Ticket contract requirements

Passengers wishing to file suit against cruise lines for COVID-19 claims are going to run into the contract requirements in their ticket purchase, notes Thomas J. Donlon, a business litigation attorney with Robinson & Cole LLP with a background in maritime law; he was an attorney on active duty with the U.S. Coast Guard for two decades.

“The contract requirements may place limitations on recovery and may limit the scope of jurisdictions in which one can recover,” Donlon says.“They may have mandatory arbitration clauses, and any of those may be contested on the same bases we’re used to in other limitation-of-liability cases in which a consumer is buying a product.” He notes that there are all kinds of limitations built into the contract.

Ticketing contracts for maritime cases can be extremely limiting, Donlon stresses. The big question is, what risks did passengers accept and what limitations did the contract impose?

It should be recognized that suing a cruise ship is not simply a matter of calling up a lawyer and having them file a lawsuit, says John Woods, partner at Clyde & Co. US LLP, the largest international maritime firm. “Passengers may have to arbitrate. Just because you get sick on a cruise ship doesn’t necessarily mean you can sue the ship. It must be proven by a preponderance of the evidence that the ship operator was negligent.”

Business interruption can sink ships

Most cruise ship lines have separate policies for business interruption, notes Woods. “Typically, they will reimburse ship owners for loss of passenger revenue when they have to shut down or a ship is involuntarily taken out of service.” Business interruption coverage can also come into play when there’s a government order or quarantine.
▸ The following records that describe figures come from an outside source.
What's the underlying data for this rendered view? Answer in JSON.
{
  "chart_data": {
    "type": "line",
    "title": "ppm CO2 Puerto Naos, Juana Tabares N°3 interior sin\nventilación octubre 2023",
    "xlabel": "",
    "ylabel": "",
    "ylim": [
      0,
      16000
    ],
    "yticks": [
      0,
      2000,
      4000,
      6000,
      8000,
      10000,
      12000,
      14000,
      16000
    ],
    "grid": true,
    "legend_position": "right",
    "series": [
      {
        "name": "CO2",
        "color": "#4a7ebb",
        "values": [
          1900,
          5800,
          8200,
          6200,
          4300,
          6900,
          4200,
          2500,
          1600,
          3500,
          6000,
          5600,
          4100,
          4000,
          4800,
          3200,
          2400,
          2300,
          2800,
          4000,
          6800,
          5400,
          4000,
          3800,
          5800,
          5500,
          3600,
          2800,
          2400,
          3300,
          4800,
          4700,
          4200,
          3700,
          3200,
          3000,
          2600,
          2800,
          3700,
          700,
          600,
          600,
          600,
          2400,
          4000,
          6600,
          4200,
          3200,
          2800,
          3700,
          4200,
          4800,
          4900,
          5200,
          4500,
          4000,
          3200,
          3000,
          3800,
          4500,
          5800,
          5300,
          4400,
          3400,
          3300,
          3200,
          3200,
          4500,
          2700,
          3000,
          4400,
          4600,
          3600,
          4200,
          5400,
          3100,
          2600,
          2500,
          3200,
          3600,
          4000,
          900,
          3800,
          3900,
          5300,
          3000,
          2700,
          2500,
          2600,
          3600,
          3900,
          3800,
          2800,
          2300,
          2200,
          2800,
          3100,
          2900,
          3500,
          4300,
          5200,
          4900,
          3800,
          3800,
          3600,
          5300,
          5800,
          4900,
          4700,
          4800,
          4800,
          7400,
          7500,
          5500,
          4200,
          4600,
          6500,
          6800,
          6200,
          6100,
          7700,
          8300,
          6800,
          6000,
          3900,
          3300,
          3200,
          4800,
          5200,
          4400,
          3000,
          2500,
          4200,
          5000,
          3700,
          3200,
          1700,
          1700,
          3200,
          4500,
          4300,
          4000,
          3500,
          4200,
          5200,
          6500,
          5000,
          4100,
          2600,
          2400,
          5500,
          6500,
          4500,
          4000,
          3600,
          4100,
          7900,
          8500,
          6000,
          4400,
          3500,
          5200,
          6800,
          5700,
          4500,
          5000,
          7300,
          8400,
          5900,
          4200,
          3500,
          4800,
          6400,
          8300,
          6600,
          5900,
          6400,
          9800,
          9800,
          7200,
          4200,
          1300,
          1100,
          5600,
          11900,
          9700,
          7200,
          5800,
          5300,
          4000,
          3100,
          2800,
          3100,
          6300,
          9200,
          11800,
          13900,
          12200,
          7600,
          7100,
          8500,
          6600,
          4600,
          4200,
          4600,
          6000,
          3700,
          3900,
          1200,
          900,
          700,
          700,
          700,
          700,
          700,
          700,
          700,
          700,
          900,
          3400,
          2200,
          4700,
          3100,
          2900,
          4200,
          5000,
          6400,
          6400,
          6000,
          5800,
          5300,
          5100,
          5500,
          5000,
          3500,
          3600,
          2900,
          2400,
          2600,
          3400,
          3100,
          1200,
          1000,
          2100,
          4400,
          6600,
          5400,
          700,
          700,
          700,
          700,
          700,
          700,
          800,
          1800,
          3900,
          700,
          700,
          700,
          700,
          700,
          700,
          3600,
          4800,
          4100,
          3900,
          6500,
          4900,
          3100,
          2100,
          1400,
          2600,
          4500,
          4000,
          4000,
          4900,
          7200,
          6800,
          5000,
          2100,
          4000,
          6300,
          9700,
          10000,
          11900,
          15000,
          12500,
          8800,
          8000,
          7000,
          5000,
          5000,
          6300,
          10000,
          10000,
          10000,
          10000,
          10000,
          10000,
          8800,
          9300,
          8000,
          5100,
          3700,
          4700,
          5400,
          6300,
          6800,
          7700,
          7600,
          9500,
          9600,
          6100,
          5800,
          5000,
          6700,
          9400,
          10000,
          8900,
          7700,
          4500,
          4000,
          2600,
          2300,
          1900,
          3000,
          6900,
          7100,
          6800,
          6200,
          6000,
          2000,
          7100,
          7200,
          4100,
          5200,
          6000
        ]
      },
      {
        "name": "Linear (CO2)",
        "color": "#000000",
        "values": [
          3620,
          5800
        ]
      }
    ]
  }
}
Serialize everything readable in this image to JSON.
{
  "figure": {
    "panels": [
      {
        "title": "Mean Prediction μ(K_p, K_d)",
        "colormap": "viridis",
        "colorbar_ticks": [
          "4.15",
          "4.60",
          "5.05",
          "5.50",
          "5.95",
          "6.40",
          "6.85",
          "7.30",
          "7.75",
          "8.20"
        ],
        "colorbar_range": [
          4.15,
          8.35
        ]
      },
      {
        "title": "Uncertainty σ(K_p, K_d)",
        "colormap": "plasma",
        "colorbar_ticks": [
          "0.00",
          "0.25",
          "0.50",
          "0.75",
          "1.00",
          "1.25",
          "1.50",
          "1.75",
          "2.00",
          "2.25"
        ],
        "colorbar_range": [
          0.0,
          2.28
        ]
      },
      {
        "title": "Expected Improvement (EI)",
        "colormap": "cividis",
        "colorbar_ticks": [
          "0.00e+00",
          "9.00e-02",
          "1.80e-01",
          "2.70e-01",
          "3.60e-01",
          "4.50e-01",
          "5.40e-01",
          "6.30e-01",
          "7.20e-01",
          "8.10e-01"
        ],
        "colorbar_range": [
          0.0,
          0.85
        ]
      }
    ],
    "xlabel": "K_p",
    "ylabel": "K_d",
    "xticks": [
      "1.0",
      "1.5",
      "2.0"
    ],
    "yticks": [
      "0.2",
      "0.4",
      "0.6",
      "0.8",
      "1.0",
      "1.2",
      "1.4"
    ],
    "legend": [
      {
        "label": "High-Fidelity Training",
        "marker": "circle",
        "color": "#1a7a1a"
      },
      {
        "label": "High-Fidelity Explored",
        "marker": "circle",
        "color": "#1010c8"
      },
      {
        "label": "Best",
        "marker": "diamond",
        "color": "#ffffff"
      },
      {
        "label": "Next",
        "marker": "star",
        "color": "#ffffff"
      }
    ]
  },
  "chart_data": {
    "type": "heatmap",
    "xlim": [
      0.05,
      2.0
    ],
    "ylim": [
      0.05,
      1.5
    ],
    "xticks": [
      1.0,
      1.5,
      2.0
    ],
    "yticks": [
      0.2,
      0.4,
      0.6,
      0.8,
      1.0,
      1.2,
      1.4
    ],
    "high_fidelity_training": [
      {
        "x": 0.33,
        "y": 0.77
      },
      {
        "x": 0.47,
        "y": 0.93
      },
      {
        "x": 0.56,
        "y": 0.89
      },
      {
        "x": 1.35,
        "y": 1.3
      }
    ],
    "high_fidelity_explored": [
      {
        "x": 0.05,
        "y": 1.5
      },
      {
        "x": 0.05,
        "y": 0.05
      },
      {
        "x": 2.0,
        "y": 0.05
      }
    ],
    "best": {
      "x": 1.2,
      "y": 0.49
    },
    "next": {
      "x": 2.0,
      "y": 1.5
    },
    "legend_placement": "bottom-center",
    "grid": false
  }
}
“This would typically be covered under business interruption subject to a deductible. There would be some period of time after the ship was brought out of service, and then the shipowner would be able to begin collecting. It’s trickier when a shipowner voluntarily takes a ship out of service — for example, if the market isn’t good and bookings are down. It depends on the individual policies. Most cruise lines will have coverage for situations in which a ship is quarantined, there’s a government order, or there’s a virus, and the ship has to be cleaned,” Woods explains.

It’s not clear that fear alone could constitute a sufficient triggering event for business interruption insurance to apply, Masters points out. “Emotional distress will be a battleground (as opposed to someone who actually becomes ill). After 9/11, we started seeing more terrorism exclusions. After SARS, we started seeing bacterial infection exclusions. As we go forward, policyholders will be looking at the language and insurers may tweak the provisions.”